Le ministre Jim Carr tient à l’indépendance et à la neutralité de l’ONE

Le ministre Jim Carr a rappelé, jeudi, que son gouvernement est en train de moderniser l’ONE afin de «rétablir la confiance du public envers l’organisme».
Photo: Justin Tang La Presse canadienne Le ministre Jim Carr a rappelé, jeudi, que son gouvernement est en train de moderniser l’ONE afin de «rétablir la confiance du public envers l’organisme».

Le ministre fédéral des Ressources naturelles réclame indépendance et neutralité à l’Office national de l’énergie (ONE). À mots couverts, Jim Carr semble se ranger dans le camp de ceux qui exigent de nouveaux commissaires à l’ONE pour mener les audiences sur le projet de pipeline Énergie Est.
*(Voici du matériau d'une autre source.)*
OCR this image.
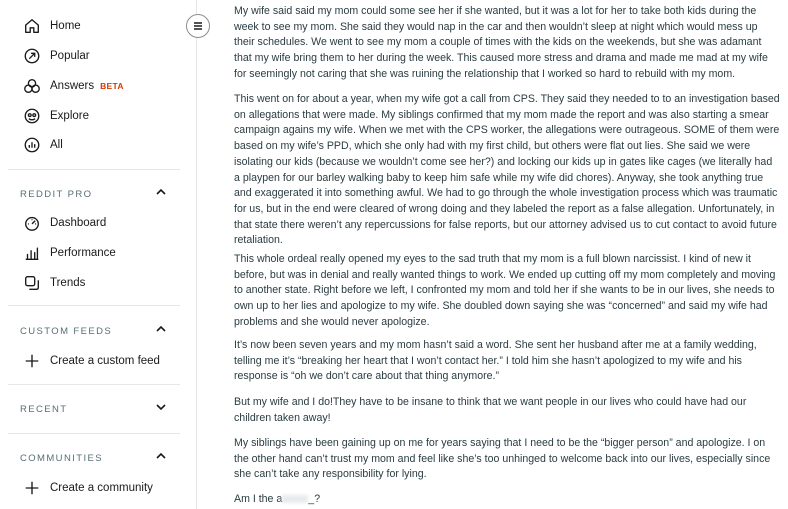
Home
Popular
Answers BETA
Explore
All
REDDIT PRO
Dashboard
Performance
Trends
CUSTOM FEEDS
Create a custom feed
RECENT
COMMUNITIES
Create a community

My wife said said my mom could some see her if she wanted, but it was a lot for her to take both kids during the week to see my mom. She said they would nap in the car and then wouldn’t sleep at night which would mess up their schedules. We went to see my mom a couple of times with the kids on the weekends, but she was adamant that my wife bring them to her during the week. This caused more stress and drama and made me mad at my wife for seemingly not caring that she was ruining the relationship that I worked so hard to rebuild with my mom.

This went on for about a year, when my wife got a call from CPS. They said they needed to to an investigation based on allegations that were made. My siblings confirmed that my mom made the report and was also starting a smear campaign agains my wife. When we met with the CPS worker, the allegations were outrageous. SOME of them were based on my wife’s PPD, which she only had with my first child, but others were flat out lies. She said we were isolating our kids (because we wouldn’t come see her?) and locking our kids up in gates like cages (we literally had a playpen for our barley walking baby to keep him safe while my wife did chores). Anyway, she took anything true and exaggerated it into something awful. We had to go through the whole investigation process which was traumatic for us, but in the end were cleared of wrong doing and they labeled the report as a false allegation. Unfortunately, in that state there weren’t any repercussions for false reports, but our attorney advised us to cut contact to avoid future retaliation.

This whole ordeal really opened my eyes to the sad truth that my mom is a full blown narcissist. I kind of new it before, but was in denial and really wanted things to work. We ended up cutting off my mom completely and moving to another state. Right before we left, I confronted my mom and told her if she wants to be in our lives, she needs to own up to her lies and apologize to my wife. She doubled down saying she was “concerned” and said my wife had problems and she would never apologize.

It’s now been seven years and my mom hasn’t said a word. She sent her husband after me at a family wedding, telling me it’s “breaking her heart that I won’t contact her.” I told him she hasn’t apologized to my wife and his response is “oh we don’t care about that thing anymore.”

But my wife and I do!They have to be insane to think that we want people in our lives who could have had our children taken away!

My siblings have been gaining up on me for years saying that I need to be the “bigger person” and apologize. I on the other hand can’t trust my mom and feel like she’s too unhinged to welcome back into our lives, especially since she can’t take any responsibility for lying.

Am I the a _?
« L’indépendance et la neutralité sont des principes fondamentaux pour l’ensemble des organismes réglementaires du Canada, y compris ceux responsables de l’évaluation de grands projets tels que l’Office national de l’énergie, écrivait le ministre dans un communiqué diffusé jeudi après-midi. Les Canadiens s’attendent à ce que l’ensemble des organismes réglementaires évalue avec grand sérieux toute allégation de manquement aux principes et normes d’indépendance et de neutralité », a-t-il ajouté.

« Rétablir la confiance »

C’est l’impartialité de deux commissaires — Lyne Mercier et Jacques Gauthier — qui est en jeu. On leur reproche d’avoir rencontré Jean Charest alors que l’ancien premier ministre travaillait comme consultant pour le compte de TransCanada, l’entreprise qui veut faire approuver son projet d’oléoduc évalué à 15,7 milliards.

Sans attaquer l’ONE aussi ouvertement que le maire Coderre, le ministre Carr insiste, dans son communiqué, pour rappeler que son gouvernement est en train de moderniser l’ONE afin de « rétablir la confiance du public envers l’organisme ».

Les audiences sur le projet Énergie Est, qui devaient se tenir à Montréal cette semaine, ont été suspendues indéfiniment. Des manifestants ont réussi à empêcher la tenue de la première réunion lundi. Le lendemain, l’ONE renonçait à reprendre l’exercice tant que la question de la destitution des commissaires n’était pas tranchée.

4 commentaires
  • Maryse Veilleux - Abonnée 1 septembre 2016 19 h 02

    État de choc!

    L'ONE doit être en état de choc!.... Après toutes ces années avec le gouvernement Harper et le copinage avec l'industrie pétrolière et leurs mépris envers les citoyens!... Ils doivent être en train de se pincer!...

  • Claude Bariteau - Abonné 2 septembre 2016 07 h 07

    Le comble du mépris est transparent

    Du ministre responsable de l'ONÉ, nous apprenons que ce « gouvernement est en train de moderniser l’ONE afin de [rétablir la confiance du public envers l’organisme].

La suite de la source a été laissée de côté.